Wednesday, July 14, 2010

when non-priests pray – as Spirit making a world habitable

Here in an excerpt from my recent paperWhen non-priests pray: A conversation between Sarah Coakley and Bono Vox regarding incorporative pneumatology and priestly prayer.

Yet at the heart of the incorporative pneumatology of Romans 8 is that of the Spirit at work in all creation, in spaces and places both inside and outside ecclesial. Such Spirit-ed activity makes sense of a number of “non-priestly” stories within the Biblical narrative. Consider Melchizedek in the Abrahamic narrative (Genesis 14), Balaam’s blessing of Israel (Numbers 22-24) and the worship of the Magi (Matthew 2). All of these are moments in which people outside the faith community offers public prayer. All can be claimed to be some expression of the activity of God’s Spirit.

Bono has often been called a prophet. Yet the argument that “Mysterious ways” is a call to worship suggests that Bono, arms raised, is serving as a contemporary cultural priest.

Bruce Marshall in The Holy Spirit: Classic and Contemporary Readings, conceives the Spirit as the One who works to make the world “habitable.” Such an approach to pneumatology provides one final way in which to analyse the U2 concert I experienced.

It is significant that at a number of points throughout the concert, Bono invited those gathered to pray. They were invited at the beginning of the song “Sunday, Bloody, Sunday,” to listen to a recording of Radio Tehran. Such can be framed as an invitation to lament.

They were invited during “Walk On” to send prayers to Aung San Suu Kyi in her quest for freedom. This invitation comes in the form of a bodily action, to touch our heart and to send our love.

Using liturgical language, in “Mysterious Ways” Bono called those gathered to worship, to “move with her.” During “Sunday, Bloody, Sunday,” those gathered were invited to engage in lament, while during “Walk On” those gathered were invited to “pray for others” and finally to make an “Offering” by texting their support for the One campaign.

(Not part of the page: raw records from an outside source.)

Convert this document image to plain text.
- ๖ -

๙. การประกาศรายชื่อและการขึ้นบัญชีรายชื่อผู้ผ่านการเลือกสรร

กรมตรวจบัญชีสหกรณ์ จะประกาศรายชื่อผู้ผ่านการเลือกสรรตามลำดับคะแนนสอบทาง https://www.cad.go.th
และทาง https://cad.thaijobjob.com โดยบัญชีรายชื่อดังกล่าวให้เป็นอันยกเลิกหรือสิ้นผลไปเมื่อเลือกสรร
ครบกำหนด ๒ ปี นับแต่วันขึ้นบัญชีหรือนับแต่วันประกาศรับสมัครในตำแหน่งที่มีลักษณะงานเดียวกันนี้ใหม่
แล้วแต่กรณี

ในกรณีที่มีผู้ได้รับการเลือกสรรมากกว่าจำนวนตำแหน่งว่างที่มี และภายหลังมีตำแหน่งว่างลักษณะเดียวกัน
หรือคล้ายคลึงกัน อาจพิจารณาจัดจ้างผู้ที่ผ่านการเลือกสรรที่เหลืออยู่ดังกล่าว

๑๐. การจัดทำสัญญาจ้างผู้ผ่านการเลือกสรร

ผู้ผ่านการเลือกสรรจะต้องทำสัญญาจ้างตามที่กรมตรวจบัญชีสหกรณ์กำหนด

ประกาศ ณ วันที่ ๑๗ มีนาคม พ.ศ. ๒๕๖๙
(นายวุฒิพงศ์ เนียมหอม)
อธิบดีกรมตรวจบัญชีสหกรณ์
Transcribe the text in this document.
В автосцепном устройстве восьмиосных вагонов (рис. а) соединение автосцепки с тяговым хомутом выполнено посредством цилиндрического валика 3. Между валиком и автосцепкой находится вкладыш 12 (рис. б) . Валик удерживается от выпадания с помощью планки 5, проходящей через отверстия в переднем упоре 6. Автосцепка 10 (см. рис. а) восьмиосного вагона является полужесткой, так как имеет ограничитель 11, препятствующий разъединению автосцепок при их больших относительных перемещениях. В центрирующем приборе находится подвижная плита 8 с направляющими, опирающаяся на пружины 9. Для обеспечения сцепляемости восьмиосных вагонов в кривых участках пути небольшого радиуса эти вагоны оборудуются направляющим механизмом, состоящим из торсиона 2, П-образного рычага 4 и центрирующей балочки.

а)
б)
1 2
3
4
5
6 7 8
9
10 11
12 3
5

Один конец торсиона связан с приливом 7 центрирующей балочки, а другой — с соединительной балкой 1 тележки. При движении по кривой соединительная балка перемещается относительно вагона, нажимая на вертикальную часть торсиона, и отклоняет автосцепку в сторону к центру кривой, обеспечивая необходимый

Is this not the work of the Spirit, inviting all of creation, those inside and outside the church, to participate in a world made habitable – in which people say yes to the divine, hear the cry of the oppressed, pray for those held captive and offer ourselves in the quest for justice?

Posted by steve at 08:14 AM

3 Comments

  1. mmm – yes

    Comment by Sarah Agnew — July 14, 2010 @ 11:50 am

  2. I with you brother! One of the most moving spiritual experiences I’ve had was at the Port Fairy Folk Festival where the gospel was sung sometimes at the expense of the institutional church. But, hey, that’s not new, Jesus sang the same song in his day. The God of the universe is far larger than any of our theologies or dare I say it, religions. And GodLove is always to be found in the most surprising of places if we take our religious tinted glasses off. Surely the only question to ask is -does the experience, religious or secular, bring us into closer relationship with GodLove. Ah well enough of this heresy. God’s shalom to you. Tony.

    Comment by Tony Duncan — July 22, 2010 @ 11:10 am

  3. Thanks Tony. Appreciate the experience you share.

    It does raise a question – “how do we discern the shape of “GodLove”” to use your phrase? What are the values and criteria we use, and where do they come from?

    To be provocative, drugs like E give a sense of PLUR – peace, love and respect. They are used at rock concerts. Is that “Godlove” you talk about?

    It’s fascinating and what I was trying to wrestle with in the paper, of which what I posted was just a fragment.